When New Jersey high-school student Carly Hirschberg went to see Dr. Feldstein about her Chiari malformation, she ended up with more than she ever imagined: a symptom-free life and a start on the path to practicing medicine.
Carly was in middle school when she started having headaches. “They’d go up the back of my neck and all the way to my forehead,” she says. She also started having some tingling in her fingers and toes, and ringing in her ears.
Her doctors were unable to find an immediate cause and chalked up the symptoms to hormonal changes, allergies or perhaps stress.
“I kept trying to tell everyone I wasn’t stressed,” she says.
No one could find a cause for the headaches, and over-the-counter pain medicine controlled them well, so Carly just lived with them.
Then in her sophomore year of high school Carly fell on the tennis court. The fall left her with a stress fracture in her back, so she was sent to have an MRI.
In a Chiari malformation part of the brain is pushed down through the back of the skull into the spinal column. This causes—you guessed it!—headaches, tingling and ringing in the ears. The mystery was solved.
Carly’s doctor referred her to Dr. Neil Feldstein, the Director of the Adult and Pediatric Chiari Malformation Center at Columbia University Medical Center/NewYork-Presbyterian Hospital. She appreciated the fact that he explained everything thoroughly. “I was very into science, and I loved learning about it, figuring out what caused my symptoms and putting it all together,” she says.
“I thought he was very academic and knowledgeable, and he truly specialized in this. I felt he really knew what he was talking about, and he was on the cutting edge of the science that was coming out about Chiari malformation.”
Dr. Feldstein told her that surgery to fix the Chiari was elective, so she could decide when she wanted to have it done. Carly decided to wait. “I did have headaches every single day,” she says, “but it sounded like a big procedure, and I was just reluctant to go through with it.”
She says Dr. Feldstein was supportive of her every step of the way. “He was very matter of fact and academic, but at the same time he was compassionate and warm and didn’t make me feel silly for being so nervous about the procedure.”
While she waited, she had regular checkups with Dr. Feldstein and became more and more fascinated with the human brain—so fascinated that when it came time for her to start college, she decided to major in neuroscience.
But college proved to be a real challenge with her Chiari symptoms. It was much harder to deal with the headaches living away from home. Her symptoms made it impossible to study enough to keep up with the increased workload. It was time to move forward with the surgery.
“When I came home for Thanksgiving I saw Dr. Feldstein and explained the predicament. He said the recovery was not long and it was definitely something I could do over my winter break.”
So Carly flew home for her winter break and had surgery the next day, hoping she’d be recovered enough to have a productive second semester at college. In fact, Carly says she was up and walking around the hospital two days after her surgery and on vacation with her family 10 days later.

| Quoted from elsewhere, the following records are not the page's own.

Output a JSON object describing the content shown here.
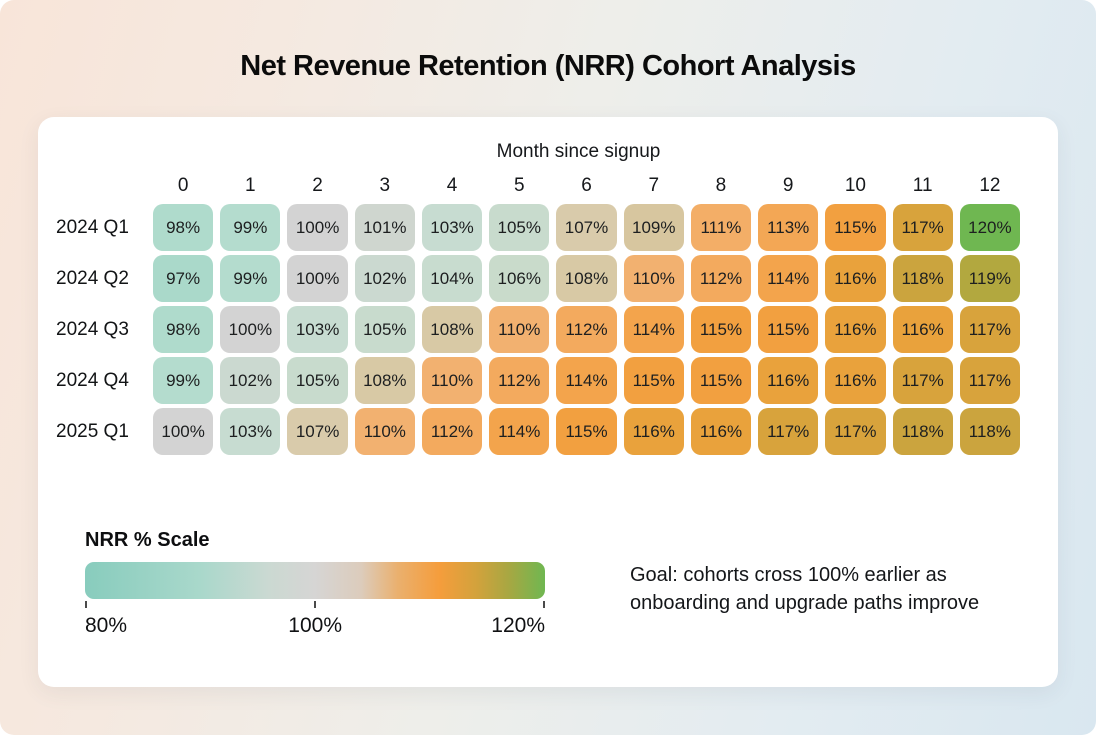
{
  "page": {
    "title": "Net Revenue Retention (NRR) Cohort Analysis"
  },
  "chart_data": {
    "type": "heatmap",
    "title": "Net Revenue Retention (NRR) Cohort Analysis",
    "x_axis_title": "Month since signup",
    "columns": [
      "0",
      "1",
      "2",
      "3",
      "4",
      "5",
      "6",
      "7",
      "8",
      "9",
      "10",
      "11",
      "12"
    ],
    "rows": [
      {
        "label": "2024 Q1",
        "values": [
          98,
          99,
          100,
          101,
          103,
          105,
          107,
          109,
          111,
          113,
          115,
          117,
          120
        ]
      },
      {
        "label": "2024 Q2",
        "values": [
          97,
          99,
          100,
          102,
          104,
          106,
          108,
          110,
          112,
          114,
          116,
          118,
          119
        ]
      },
      {
        "label": "2024 Q3",
        "values": [
          98,
          100,
          103,
          105,
          108,
          110,
          112,
          114,
          115,
          115,
          116,
          116,
          117
        ]
      },
      {
        "label": "2024 Q4",
        "values": [
          99,
          102,
          105,
          108,
          110,
          112,
          114,
          115,
          115,
          116,
          116,
          117,
          117
        ]
      },
      {
        "label": "2025 Q1",
        "values": [
          100,
          103,
          107,
          110,
          112,
          114,
          115,
          116,
          116,
          117,
          117,
          118,
          118
        ]
      }
    ],
    "value_suffix": "%",
    "value_range": [
      80,
      120
    ],
    "colormap_stops": [
      [
        80,
        "#7fc8b9"
      ],
      [
        96,
        "#a5d8c8"
      ],
      [
        99,
        "#b4dcce"
      ],
      [
        100,
        "#d3d3d3"
      ],
      [
        101,
        "#cfd6cf"
      ],
      [
        103,
        "#c7dcd1"
      ],
      [
        106,
        "#c9dbcb"
      ],
      [
        107,
        "#d9cbab"
      ],
      [
        109,
        "#d7c69f"
      ],
      [
        110,
        "#f2b170"
      ],
      [
        112,
        "#f3aa5e"
      ],
      [
        114,
        "#f3a44c"
      ],
      [
        115,
        "#f2a040"
      ],
      [
        116,
        "#e9a23c"
      ],
      [
        117,
        "#d8a33c"
      ],
      [
        118,
        "#cba43e"
      ],
      [
        119,
        "#b2a83f"
      ],
      [
        120,
        "#6fb751"
      ]
    ],
    "legend": {
      "title": "NRR % Scale",
      "tick_labels": [
        "80%",
        "100%",
        "120%"
      ]
    },
    "annotation": "Goal: cohorts cross 100% earlier as onboarding and upgrade paths improve"
  }
}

“I had zero symptoms. I went right back to school, rushed a sorority, took all my pre-med classes. I went out with my friends and ran at the gym. I think I was back and functioning within a month, for sure.”

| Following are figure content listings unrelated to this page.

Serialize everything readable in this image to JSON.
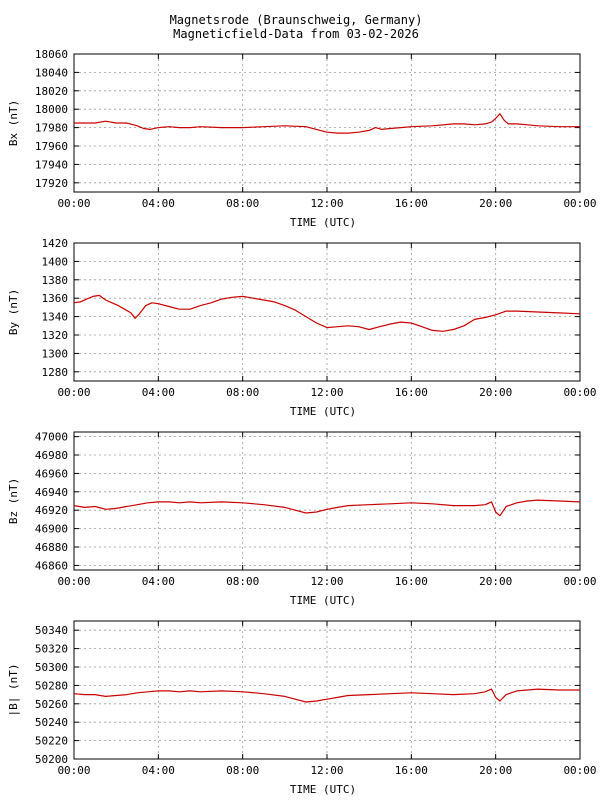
{
  "title": {
    "line1": "Magnetsrode (Braunschweig, Germany)",
    "line2": "Magneticfield-Data from 03-02-2026"
  },
  "colors": {
    "series": "#cc0000",
    "grid": "#9a9a9a",
    "axis": "#000000"
  },
  "chart_data": [
    {
      "type": "line",
      "ylabel": "Bx (nT)",
      "xlabel": "TIME (UTC)",
      "xlim": [
        0,
        24
      ],
      "ylim": [
        17910,
        18060
      ],
      "yticks": [
        17920,
        17940,
        17960,
        17980,
        18000,
        18020,
        18040,
        18060
      ],
      "xticks": [
        "00:00",
        "04:00",
        "08:00",
        "12:00",
        "16:00",
        "20:00",
        "00:00"
      ],
      "grid": true,
      "series": [
        {
          "x": [
            0,
            0.5,
            1,
            1.5,
            2,
            2.5,
            3,
            3.3,
            3.6,
            4,
            4.5,
            5,
            5.5,
            6,
            7,
            8,
            9,
            10,
            11,
            11.5,
            12,
            12.5,
            13,
            13.5,
            14,
            14.3,
            14.6,
            15,
            15.5,
            16,
            17,
            18,
            18.5,
            19,
            19.5,
            19.8,
            20,
            20.2,
            20.4,
            20.6,
            21,
            21.5,
            22,
            23,
            24
          ],
          "y": [
            17985,
            17985,
            17985,
            17987,
            17985,
            17985,
            17982,
            17979,
            17978,
            17980,
            17981,
            17980,
            17980,
            17981,
            17980,
            17980,
            17981,
            17982,
            17981,
            17978,
            17975,
            17974,
            17974,
            17975,
            17977,
            17980,
            17978,
            17979,
            17980,
            17981,
            17982,
            17984,
            17984,
            17983,
            17984,
            17986,
            17990,
            17995,
            17988,
            17984,
            17984,
            17983,
            17982,
            17981,
            17981
          ]
        }
      ]
    },
    {
      "type": "line",
      "ylabel": "By (nT)",
      "xlabel": "TIME (UTC)",
      "xlim": [
        0,
        24
      ],
      "ylim": [
        1270,
        1420
      ],
      "yticks": [
        1280,
        1300,
        1320,
        1340,
        1360,
        1380,
        1400,
        1420
      ],
      "xticks": [
        "00:00",
        "04:00",
        "08:00",
        "12:00",
        "16:00",
        "20:00",
        "00:00"
      ],
      "grid": true,
      "series": [
        {
          "x": [
            0,
            0.3,
            0.6,
            0.9,
            1.2,
            1.5,
            1.8,
            2.1,
            2.4,
            2.7,
            2.9,
            3.1,
            3.4,
            3.7,
            4,
            4.5,
            5,
            5.5,
            6,
            6.5,
            7,
            7.5,
            8,
            8.5,
            9,
            9.5,
            10,
            10.5,
            11,
            11.5,
            12,
            12.5,
            13,
            13.5,
            14,
            14.5,
            15,
            15.5,
            16,
            16.5,
            17,
            17.5,
            18,
            18.5,
            19,
            19.5,
            20,
            20.5,
            21,
            22,
            23,
            24
          ],
          "y": [
            1355,
            1356,
            1359,
            1362,
            1363,
            1358,
            1355,
            1352,
            1348,
            1344,
            1338,
            1343,
            1352,
            1355,
            1354,
            1351,
            1348,
            1348,
            1352,
            1355,
            1359,
            1361,
            1362,
            1360,
            1358,
            1356,
            1352,
            1347,
            1340,
            1333,
            1328,
            1329,
            1330,
            1329,
            1326,
            1329,
            1332,
            1334,
            1333,
            1329,
            1325,
            1324,
            1326,
            1330,
            1337,
            1339,
            1342,
            1346,
            1346,
            1345,
            1344,
            1343
          ]
        }
      ]
    },
    {
      "type": "line",
      "ylabel": "Bz (nT)",
      "xlabel": "TIME (UTC)",
      "xlim": [
        0,
        24
      ],
      "ylim": [
        46855,
        47005
      ],
      "yticks": [
        46860,
        46880,
        46900,
        46920,
        46940,
        46960,
        46980,
        47000
      ],
      "xticks": [
        "00:00",
        "04:00",
        "08:00",
        "12:00",
        "16:00",
        "20:00",
        "00:00"
      ],
      "grid": true,
      "series": [
        {
          "x": [
            0,
            0.5,
            1,
            1.5,
            2,
            2.5,
            3,
            3.5,
            4,
            4.5,
            5,
            5.5,
            6,
            7,
            8,
            9,
            10,
            10.5,
            11,
            11.5,
            12,
            12.5,
            13,
            14,
            15,
            16,
            17,
            18,
            19,
            19.5,
            19.8,
            20,
            20.2,
            20.5,
            21,
            21.5,
            22,
            23,
            24
          ],
          "y": [
            46925,
            46923,
            46924,
            46921,
            46922,
            46924,
            46926,
            46928,
            46929,
            46929,
            46928,
            46929,
            46928,
            46929,
            46928,
            46926,
            46923,
            46920,
            46917,
            46918,
            46921,
            46923,
            46925,
            46926,
            46927,
            46928,
            46927,
            46925,
            46925,
            46926,
            46929,
            46918,
            46914,
            46924,
            46928,
            46930,
            46931,
            46930,
            46929
          ]
        }
      ]
    },
    {
      "type": "line",
      "ylabel": "|B| (nT)",
      "xlabel": "TIME (UTC)",
      "xlim": [
        0,
        24
      ],
      "ylim": [
        50200,
        50350
      ],
      "yticks": [
        50200,
        50220,
        50240,
        50260,
        50280,
        50300,
        50320,
        50340
      ],
      "xticks": [
        "00:00",
        "04:00",
        "08:00",
        "12:00",
        "16:00",
        "20:00",
        "00:00"
      ],
      "grid": true,
      "series": [
        {
          "x": [
            0,
            0.5,
            1,
            1.5,
            2,
            2.5,
            3,
            3.5,
            4,
            4.5,
            5,
            5.5,
            6,
            7,
            8,
            9,
            10,
            10.5,
            11,
            11.5,
            12,
            12.5,
            13,
            14,
            15,
            16,
            17,
            18,
            19,
            19.5,
            19.8,
            20,
            20.2,
            20.5,
            21,
            21.5,
            22,
            23,
            24
          ],
          "y": [
            50271,
            50270,
            50270,
            50268,
            50269,
            50270,
            50272,
            50273,
            50274,
            50274,
            50273,
            50274,
            50273,
            50274,
            50273,
            50271,
            50268,
            50265,
            50262,
            50263,
            50265,
            50267,
            50269,
            50270,
            50271,
            50272,
            50271,
            50270,
            50271,
            50273,
            50276,
            50267,
            50263,
            50270,
            50274,
            50275,
            50276,
            50275,
            50275
          ]
        }
      ]
    }
  ]
}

Did you notice that Carly said she took pre-med classes? As interested as she had become in medicine, Carly says she hadn’t previously considered becoming a doctor because her Chiari symptoms had made it impossible to do that level of study. But now those symptoms were gone, and Carly’s fascination with medicine had skyrocketed.

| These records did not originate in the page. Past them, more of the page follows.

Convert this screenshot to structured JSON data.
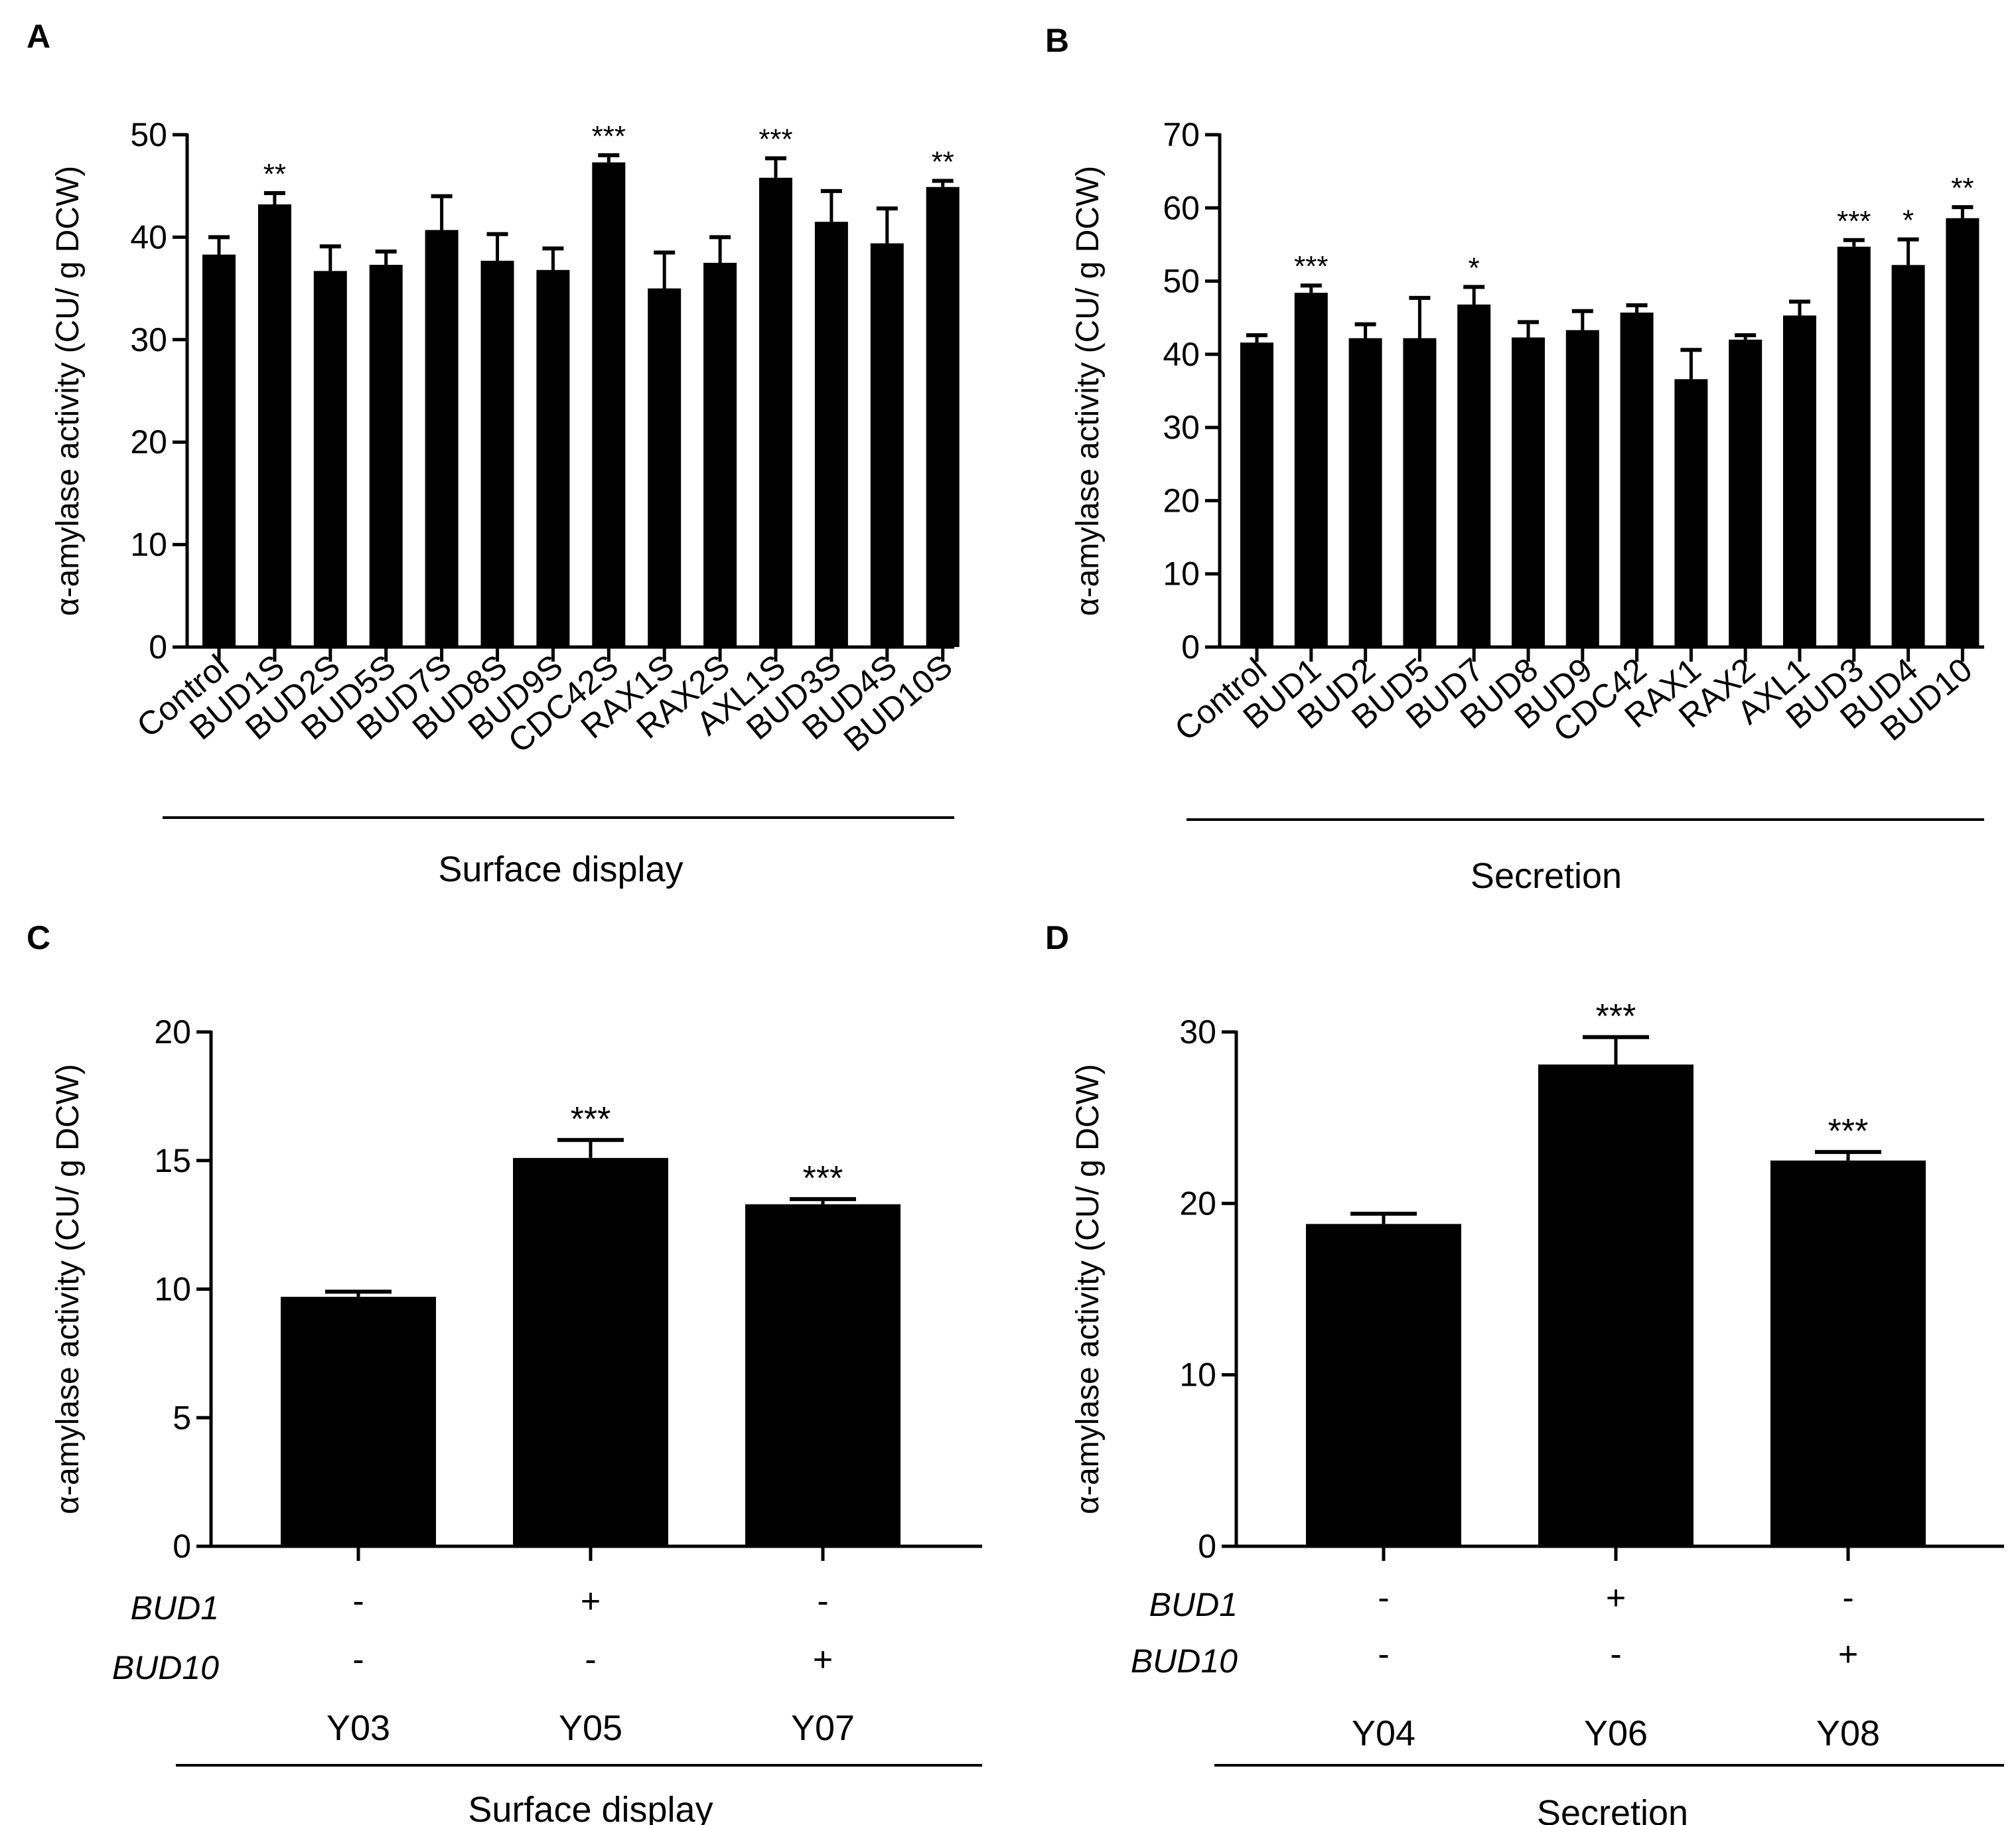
{
  "figure": {
    "panels": [
      "A",
      "B",
      "C",
      "D"
    ]
  },
  "chart_data": [
    {
      "panel": "A",
      "type": "bar",
      "ylabel": "α-amylase activity (CU/ g DCW)",
      "xlabel": "Surface display",
      "ylim": [
        0,
        50
      ],
      "yticks": [
        0,
        10,
        20,
        30,
        40,
        50
      ],
      "categories": [
        "Control",
        "BUD1S",
        "BUD2S",
        "BUD5S",
        "BUD7S",
        "BUD8S",
        "BUD9S",
        "CDC42S",
        "RAX1S",
        "RAX2S",
        "AXL1S",
        "BUD3S",
        "BUD4S",
        "BUD10S"
      ],
      "values": [
        38.3,
        43.2,
        36.7,
        37.3,
        40.7,
        37.7,
        36.8,
        47.3,
        35.0,
        37.5,
        45.8,
        41.5,
        39.4,
        44.9
      ],
      "errors": [
        1.7,
        1.1,
        2.4,
        1.3,
        3.3,
        2.6,
        2.1,
        0.7,
        3.5,
        2.5,
        1.9,
        3.0,
        3.4,
        0.6
      ],
      "significance": [
        "",
        "**",
        "",
        "",
        "",
        "",
        "",
        "***",
        "",
        "",
        "***",
        "",
        "",
        "**"
      ]
    },
    {
      "panel": "B",
      "type": "bar",
      "ylabel": "α-amylase activity (CU/ g DCW)",
      "xlabel": "Secretion",
      "ylim": [
        0,
        70
      ],
      "yticks": [
        0,
        10,
        20,
        30,
        40,
        50,
        60,
        70
      ],
      "categories": [
        "Control",
        "BUD1",
        "BUD2",
        "BUD5",
        "BUD7",
        "BUD8",
        "BUD9",
        "CDC42",
        "RAX1",
        "RAX2",
        "AXL1",
        "BUD3",
        "BUD4",
        "BUD10"
      ],
      "values": [
        41.6,
        48.4,
        42.2,
        42.2,
        46.8,
        42.3,
        43.3,
        45.7,
        36.6,
        42.0,
        45.3,
        54.7,
        52.2,
        58.6
      ],
      "errors": [
        1.0,
        1.0,
        1.9,
        5.5,
        2.4,
        2.1,
        2.6,
        1.0,
        4.0,
        0.6,
        1.9,
        0.9,
        3.5,
        1.5
      ],
      "significance": [
        "",
        "***",
        "",
        "",
        "*",
        "",
        "",
        "",
        "",
        "",
        "",
        "***",
        "*",
        "**"
      ]
    },
    {
      "panel": "C",
      "type": "bar",
      "ylabel": "α-amylase activity (CU/ g DCW)",
      "xlabel": "Surface display",
      "ylim": [
        0,
        20
      ],
      "yticks": [
        0,
        5,
        10,
        15,
        20
      ],
      "categories": [
        "Y03",
        "Y05",
        "Y07"
      ],
      "values": [
        9.7,
        15.1,
        13.3
      ],
      "errors": [
        0.2,
        0.7,
        0.2
      ],
      "significance": [
        "",
        "***",
        "***"
      ],
      "genotype_rows": [
        {
          "label": "BUD1",
          "values": [
            "-",
            "+",
            "-"
          ]
        },
        {
          "label": "BUD10",
          "values": [
            "-",
            "-",
            "+"
          ]
        }
      ]
    },
    {
      "panel": "D",
      "type": "bar",
      "ylabel": "α-amylase activity (CU/ g DCW)",
      "xlabel": "Secretion",
      "ylim": [
        0,
        30
      ],
      "yticks": [
        0,
        10,
        20,
        30
      ],
      "categories": [
        "Y04",
        "Y06",
        "Y08"
      ],
      "values": [
        18.8,
        28.1,
        22.5
      ],
      "errors": [
        0.6,
        1.6,
        0.5
      ],
      "significance": [
        "",
        "***",
        "***"
      ],
      "genotype_rows": [
        {
          "label": "BUD1",
          "values": [
            "-",
            "+",
            "-"
          ]
        },
        {
          "label": "BUD10",
          "values": [
            "-",
            "-",
            "+"
          ]
        }
      ]
    }
  ]
}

She told Dr. Feldstein about her interest in becoming a doctor, and he arranged for Carly to “shadow” him. Carly came to the clinic with him and observed as he worked with patients.
“I learned a lot,” she says. “He’s not only an amazing physician to watch practice, but he teaches really well. I still get questions right on exams because of things Dr. Feldstein taught me when I was 18 years old.”
Throughout her college years Carly was able to continue shadowing Dr. Feldstein, and eventually he had her work on some research projects.
Carly is now 25 and in medical school studying obstetrics and gynecology. She credits Dr. Feldstein with her love of both the surgical and clinical sides of medicine.
“I always say I owe Dr. Feldstein my entire life and my career,” she says.
To fellow Chiari sufferers, she says “[Having the surgery is] a personal decision, and you have to understand the risks and benefits.” It’s a big decision to have elective surgery, which is why she waited until she felt the time was right for her, when the symptoms started interfering with her daily life.
“Looking back, I would definitely say that I should have just done the procedure right away. It wasn’t worth the three extra years of headaches and tingling and all the different symptoms I was having.
“It’s worth living without the symptoms.”